La notizia di relazioni ormai alla luce del sole tra Israele e Arabia Saudita è passata in sordina. È sfilata tra le maglie della fitta cronaca israelo-palestinese occupate nelle ultime ore dalla decisione di Orange, colosso francese della telefonia, di ritirare i suoi affari da Israele (pare) in reazione alla scelta del partner locale di garantire servizi e agevolazioni ai coloni nei Territori occupati e ai soldati impegnati nell’offensiva “Margine Protettivo” della scorsa estate contro Gaza.
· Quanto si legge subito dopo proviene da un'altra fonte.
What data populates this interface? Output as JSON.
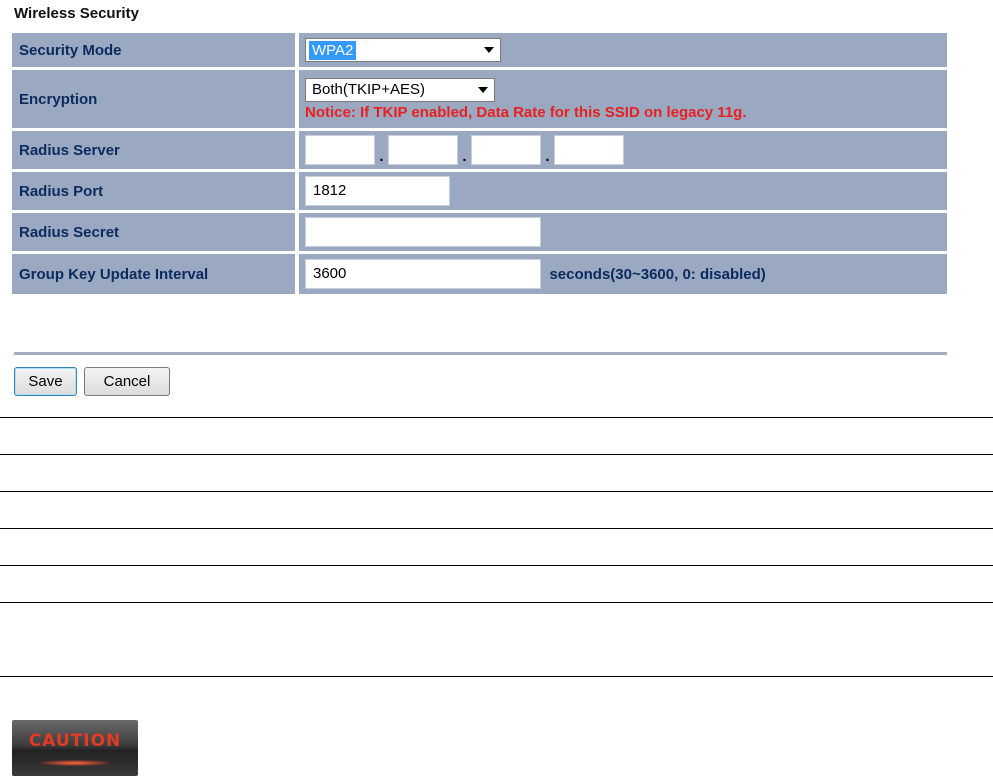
{
  "section_title": "Wireless Security",
  "fields": {
    "security_mode": {
      "label": "Security Mode",
      "value": "WPA2"
    },
    "encryption": {
      "label": "Encryption",
      "value": "Both(TKIP+AES)",
      "notice": "Notice: If TKIP enabled, Data Rate for this SSID on legacy 11g."
    },
    "radius_server": {
      "label": "Radius Server",
      "octets": [
        "",
        "",
        "",
        ""
      ],
      "separator": "."
    },
    "radius_port": {
      "label": "Radius Port",
      "value": "1812"
    },
    "radius_secret": {
      "label": "Radius Secret",
      "value": ""
    },
    "group_key_update_interval": {
      "label": "Group Key Update Interval",
      "value": "3600",
      "hint": "seconds(30~3600, 0: disabled)"
    }
  },
  "buttons": {
    "save": "Save",
    "cancel": "Cancel"
  },
  "caution_badge": {
    "text": "CAUTION"
  },
  "colors": {
    "row_background": "#9aa8c2",
    "label_text": "#0b2a5e",
    "notice_text": "#e8201f",
    "selection_highlight": "#3399ff"
  }
}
Il governo israeliano ha accusato la Orange di essersi piegata alle pressioni del movimento Bds per il boicottaggio di Israele fino a quando lo Stato ebraico terrà i palestinesi sotto occupazione e li priverà dei loro diritti. E ieri Stephane Richard, l’amministratore delegato della Orange, si è affrettato a proclamarsi «innamorato di Israele» e a smentire di aver aderito al Bds. In questo clima, nel giorno dell’anniversario della Guerra dei Sei Giorni del 1967 — e dell’occupazione di Cisgiordania, Gaza, Gerusalemme Est e del Golan siriano — Israele e Arabia saudita hanno fatto sapere di avere relazioni consolidate e, più di tutto, un coordinamento anti-Iran.
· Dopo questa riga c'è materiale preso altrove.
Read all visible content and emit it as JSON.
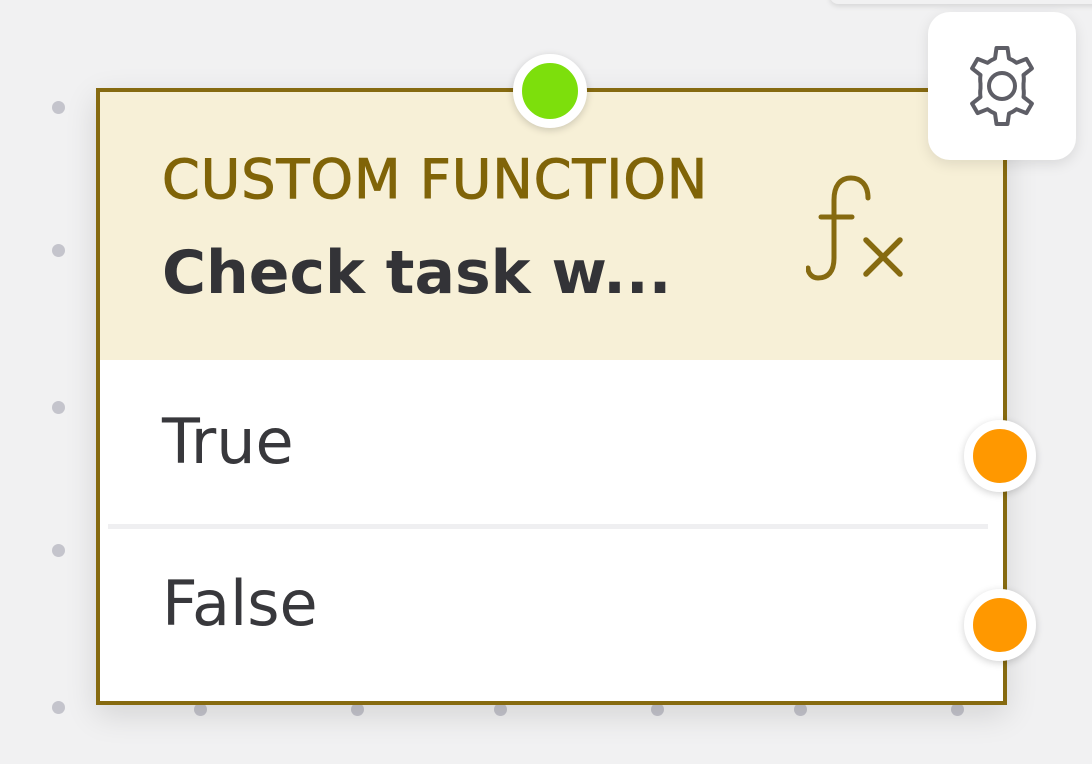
{
  "node": {
    "type_label": "CUSTOM FUNCTION",
    "title": "Check task w...",
    "icon": "function-fx-icon",
    "outcomes": [
      {
        "label": "True"
      },
      {
        "label": "False"
      }
    ]
  },
  "toolbar": {
    "settings_icon": "gear-icon"
  },
  "colors": {
    "node_border": "#866a10",
    "header_background": "#f7f0d7",
    "type_label": "#806408",
    "input_port": "#7ddf0c",
    "output_port": "#ff9800",
    "canvas_background": "#f1f1f2",
    "grid_dot": "#c4c4cc"
  }
}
Durante un incontro, due giorni fa, a Washington del Council of Foreign Relation è stato riferito apertamente che negli ultimi 17 mesi, rappresentanti dei due Paesi, formalmente ancora “nemici”, hanno avuto cinque meeting segreti per discutere di come contrastare l’Iran. Protagonisti dell’incontro a Washington e della rivelazione sono stati un generale saudita, Anwar Majed Eshki, e il direttore del ministero degli esteri israeliano Dore Gold, già ambasciatore presso le Nazioni Unite. I colloqui “segreti”, hanno detto, si sono svolti nella Repubblica Ceca, in India e anche in Italia. Un terzo partecipante all’incontro di Washington, l’ex generale israeliano Shimon Shapira, ha affermato compiaciuto che i due Paesi «hanno scoperto di avere gli stessi problemi, le stesse sfide e alcune risposte in comune», dallo Yemen alla Siria, fino all’Iraq. Da parte sua Eshki ha elencato un piano in sette punti per il Medio Oriente, fra i quali la creazione di un “Kurdistan indipendente” formato dai tre territori ora in Iraq, Turchia e Iran. Non si è parlato direttamente di Palestina.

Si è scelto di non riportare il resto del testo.